Johnson v. Moore

MEMORANDUM **

The right to effective assistance of counsel is denied when a defense attorney’s performance falls below an objective standard of reasonableness and thereby prejudices the defense. Strickland v. Washington, 466 U.S. 668, 687, 104 S.Ct. 2052, 80 L.Ed.2d 674 (1984). There can be no viable ineffective assistance of counsel claim for failure to object to a proper jury instruction. See United States v. Oplinger, 150 F.3d 1061, 1072 (9th Cir.1998). The state court determined that the Washington “aggressor” jury instruction neither misstated the law under the facts of Johnson’s case nor prejudiced Johnson.

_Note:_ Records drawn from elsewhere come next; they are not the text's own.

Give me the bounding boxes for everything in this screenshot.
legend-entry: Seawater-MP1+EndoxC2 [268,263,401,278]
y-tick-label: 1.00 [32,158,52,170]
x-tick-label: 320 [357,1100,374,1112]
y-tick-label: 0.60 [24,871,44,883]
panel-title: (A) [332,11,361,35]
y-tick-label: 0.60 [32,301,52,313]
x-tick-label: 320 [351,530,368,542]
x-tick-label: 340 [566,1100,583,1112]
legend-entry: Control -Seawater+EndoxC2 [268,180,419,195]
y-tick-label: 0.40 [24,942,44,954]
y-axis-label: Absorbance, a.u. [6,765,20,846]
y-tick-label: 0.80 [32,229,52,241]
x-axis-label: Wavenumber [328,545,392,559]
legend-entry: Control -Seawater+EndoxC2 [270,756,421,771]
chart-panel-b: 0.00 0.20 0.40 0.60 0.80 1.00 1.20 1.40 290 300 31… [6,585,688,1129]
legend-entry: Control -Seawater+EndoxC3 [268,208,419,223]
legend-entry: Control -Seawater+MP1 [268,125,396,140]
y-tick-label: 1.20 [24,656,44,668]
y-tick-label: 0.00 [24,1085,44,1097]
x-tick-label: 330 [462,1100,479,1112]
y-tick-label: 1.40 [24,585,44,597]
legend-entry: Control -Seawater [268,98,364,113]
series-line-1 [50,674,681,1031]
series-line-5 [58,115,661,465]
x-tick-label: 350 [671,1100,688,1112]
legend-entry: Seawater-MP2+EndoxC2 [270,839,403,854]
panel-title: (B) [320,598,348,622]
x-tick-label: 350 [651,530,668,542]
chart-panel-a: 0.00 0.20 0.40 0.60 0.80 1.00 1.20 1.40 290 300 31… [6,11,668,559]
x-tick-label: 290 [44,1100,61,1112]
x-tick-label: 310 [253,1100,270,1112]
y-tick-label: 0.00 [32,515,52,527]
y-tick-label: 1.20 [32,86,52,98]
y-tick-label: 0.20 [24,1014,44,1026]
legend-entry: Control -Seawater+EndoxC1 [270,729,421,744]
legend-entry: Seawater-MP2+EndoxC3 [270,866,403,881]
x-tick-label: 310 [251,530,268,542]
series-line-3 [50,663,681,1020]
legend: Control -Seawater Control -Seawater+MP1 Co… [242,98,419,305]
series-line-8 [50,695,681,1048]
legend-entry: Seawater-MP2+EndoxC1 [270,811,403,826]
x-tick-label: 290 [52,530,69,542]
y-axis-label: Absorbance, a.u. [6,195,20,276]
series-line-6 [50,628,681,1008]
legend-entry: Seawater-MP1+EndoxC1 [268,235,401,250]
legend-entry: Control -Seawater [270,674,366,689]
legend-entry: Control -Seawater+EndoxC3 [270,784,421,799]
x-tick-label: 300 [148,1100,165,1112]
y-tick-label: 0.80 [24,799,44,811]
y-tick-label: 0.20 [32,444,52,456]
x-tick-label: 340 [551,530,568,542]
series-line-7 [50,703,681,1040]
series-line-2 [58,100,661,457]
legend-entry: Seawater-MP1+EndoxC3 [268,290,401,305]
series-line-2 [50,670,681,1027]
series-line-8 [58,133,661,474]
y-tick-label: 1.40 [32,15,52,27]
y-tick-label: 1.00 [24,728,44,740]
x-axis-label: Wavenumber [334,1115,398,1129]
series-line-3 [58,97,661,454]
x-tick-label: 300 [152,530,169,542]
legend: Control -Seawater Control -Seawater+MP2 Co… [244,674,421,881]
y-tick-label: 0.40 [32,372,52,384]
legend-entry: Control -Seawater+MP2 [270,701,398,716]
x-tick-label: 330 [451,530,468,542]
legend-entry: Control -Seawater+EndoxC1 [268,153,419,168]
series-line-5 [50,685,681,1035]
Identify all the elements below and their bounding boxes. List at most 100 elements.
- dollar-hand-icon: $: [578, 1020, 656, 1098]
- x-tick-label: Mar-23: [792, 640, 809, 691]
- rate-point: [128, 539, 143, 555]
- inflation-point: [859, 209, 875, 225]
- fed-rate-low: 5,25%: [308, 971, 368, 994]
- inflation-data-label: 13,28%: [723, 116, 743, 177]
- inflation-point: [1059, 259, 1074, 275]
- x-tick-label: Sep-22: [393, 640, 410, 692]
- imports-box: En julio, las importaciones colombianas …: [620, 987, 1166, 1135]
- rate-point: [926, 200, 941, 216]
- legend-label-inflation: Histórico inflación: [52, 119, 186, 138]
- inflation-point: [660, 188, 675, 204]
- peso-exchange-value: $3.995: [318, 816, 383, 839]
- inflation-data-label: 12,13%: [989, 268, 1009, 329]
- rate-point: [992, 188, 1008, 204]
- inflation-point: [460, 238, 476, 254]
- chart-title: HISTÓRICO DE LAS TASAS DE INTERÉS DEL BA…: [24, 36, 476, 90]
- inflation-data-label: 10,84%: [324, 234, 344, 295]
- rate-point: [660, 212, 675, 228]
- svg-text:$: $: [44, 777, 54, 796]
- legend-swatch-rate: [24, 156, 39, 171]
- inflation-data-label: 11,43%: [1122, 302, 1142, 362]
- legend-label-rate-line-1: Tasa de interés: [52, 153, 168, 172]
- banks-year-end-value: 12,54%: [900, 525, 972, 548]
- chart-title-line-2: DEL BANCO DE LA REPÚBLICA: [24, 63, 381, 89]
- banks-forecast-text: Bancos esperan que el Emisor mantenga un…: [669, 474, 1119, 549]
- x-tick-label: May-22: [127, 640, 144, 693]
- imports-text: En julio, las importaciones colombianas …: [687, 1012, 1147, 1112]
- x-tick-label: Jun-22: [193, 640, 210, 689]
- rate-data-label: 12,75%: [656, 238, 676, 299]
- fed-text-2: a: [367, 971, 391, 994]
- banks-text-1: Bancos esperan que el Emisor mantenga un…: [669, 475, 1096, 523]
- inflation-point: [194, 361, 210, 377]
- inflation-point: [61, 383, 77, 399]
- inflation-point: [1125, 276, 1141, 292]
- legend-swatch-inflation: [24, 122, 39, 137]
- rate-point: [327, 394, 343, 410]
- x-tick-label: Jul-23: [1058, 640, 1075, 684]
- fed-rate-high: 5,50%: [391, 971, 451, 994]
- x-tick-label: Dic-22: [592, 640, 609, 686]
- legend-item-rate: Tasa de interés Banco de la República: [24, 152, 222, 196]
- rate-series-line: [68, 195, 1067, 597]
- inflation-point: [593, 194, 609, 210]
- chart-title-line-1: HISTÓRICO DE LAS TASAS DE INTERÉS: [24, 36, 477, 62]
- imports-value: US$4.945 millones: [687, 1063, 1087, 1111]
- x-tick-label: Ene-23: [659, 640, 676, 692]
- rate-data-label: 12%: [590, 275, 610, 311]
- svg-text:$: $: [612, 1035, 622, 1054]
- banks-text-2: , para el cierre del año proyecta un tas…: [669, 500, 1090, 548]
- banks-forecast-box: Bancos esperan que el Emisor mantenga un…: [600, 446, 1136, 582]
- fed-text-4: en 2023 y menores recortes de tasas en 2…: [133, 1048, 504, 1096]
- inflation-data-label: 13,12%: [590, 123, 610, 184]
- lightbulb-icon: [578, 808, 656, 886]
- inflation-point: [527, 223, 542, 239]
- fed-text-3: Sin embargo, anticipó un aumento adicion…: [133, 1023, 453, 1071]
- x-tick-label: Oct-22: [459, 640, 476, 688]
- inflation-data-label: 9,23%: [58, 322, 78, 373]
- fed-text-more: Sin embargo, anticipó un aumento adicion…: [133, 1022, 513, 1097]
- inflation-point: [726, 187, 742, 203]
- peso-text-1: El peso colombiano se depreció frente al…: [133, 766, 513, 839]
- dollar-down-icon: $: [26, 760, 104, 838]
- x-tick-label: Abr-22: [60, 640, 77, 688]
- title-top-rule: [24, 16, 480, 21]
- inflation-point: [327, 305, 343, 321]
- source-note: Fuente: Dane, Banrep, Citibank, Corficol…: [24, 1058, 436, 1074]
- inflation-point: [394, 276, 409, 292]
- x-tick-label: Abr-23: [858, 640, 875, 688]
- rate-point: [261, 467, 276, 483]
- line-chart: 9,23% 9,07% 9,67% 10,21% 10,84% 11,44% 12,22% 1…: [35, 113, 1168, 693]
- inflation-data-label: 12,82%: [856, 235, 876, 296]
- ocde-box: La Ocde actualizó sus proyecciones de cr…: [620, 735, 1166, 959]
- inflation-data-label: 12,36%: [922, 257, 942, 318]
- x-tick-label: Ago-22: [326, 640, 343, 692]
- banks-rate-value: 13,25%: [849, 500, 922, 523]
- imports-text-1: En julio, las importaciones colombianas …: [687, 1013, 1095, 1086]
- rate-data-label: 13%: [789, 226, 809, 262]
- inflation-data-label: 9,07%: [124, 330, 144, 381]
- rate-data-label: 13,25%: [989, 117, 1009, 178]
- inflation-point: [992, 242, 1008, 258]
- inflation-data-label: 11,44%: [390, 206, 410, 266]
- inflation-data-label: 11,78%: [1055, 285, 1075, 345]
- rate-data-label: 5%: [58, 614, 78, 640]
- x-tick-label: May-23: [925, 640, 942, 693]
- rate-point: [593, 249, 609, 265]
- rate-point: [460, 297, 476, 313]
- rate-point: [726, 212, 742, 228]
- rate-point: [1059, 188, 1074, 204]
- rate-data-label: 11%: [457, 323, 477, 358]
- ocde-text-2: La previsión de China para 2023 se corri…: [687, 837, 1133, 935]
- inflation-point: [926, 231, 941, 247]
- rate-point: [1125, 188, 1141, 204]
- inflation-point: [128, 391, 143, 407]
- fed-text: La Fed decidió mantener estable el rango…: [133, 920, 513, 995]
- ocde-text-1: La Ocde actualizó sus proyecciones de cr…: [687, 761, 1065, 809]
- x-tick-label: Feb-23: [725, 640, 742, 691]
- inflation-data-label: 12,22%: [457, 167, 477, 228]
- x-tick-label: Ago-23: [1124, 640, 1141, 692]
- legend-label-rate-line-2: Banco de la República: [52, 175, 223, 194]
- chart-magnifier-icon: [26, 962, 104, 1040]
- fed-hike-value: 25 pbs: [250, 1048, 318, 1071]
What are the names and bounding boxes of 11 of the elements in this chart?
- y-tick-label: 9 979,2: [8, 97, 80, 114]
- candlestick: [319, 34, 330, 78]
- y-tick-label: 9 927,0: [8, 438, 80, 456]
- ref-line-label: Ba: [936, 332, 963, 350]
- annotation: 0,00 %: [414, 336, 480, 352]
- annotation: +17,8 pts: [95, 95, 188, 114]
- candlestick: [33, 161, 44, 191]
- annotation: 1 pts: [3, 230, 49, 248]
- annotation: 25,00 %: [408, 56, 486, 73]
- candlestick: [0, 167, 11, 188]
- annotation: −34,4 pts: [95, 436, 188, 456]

The court therefore rejected Johnson’s ineffective assistance of counsel claim premised on his counsel’s failure to object to the “aggressor” jury instruction.

Alleged errors in state court jury instructions do not provide a basis for federal habeas relief unless the instructions infect the entire trial such that due process has been denied. Estelle v. McGuire, 502 U.S. 62, 71-72, 112 S.Ct. 475, 116 L.Ed.2d 385 (1991). The record establishes that the jury instruction did not prejudice Johnson by depriving him of a self-defense theory. Johnson testified that he was attacked first and that he did not provoke the victim. Accordingly, the state court’s decision denying Johnson’s ineffective assistance claim was not objectively unreasonable. See Yarborough v. Gentry, 540 U.S. 1, 124 S.Ct. 1, 4, 157 L.Ed.2d 1 (2003).

AFFIRMED.

This disposition is not appropriate for publication and may not be cited to or by the courts of this circuit except as provided by Ninth Circuit Rule 36-3.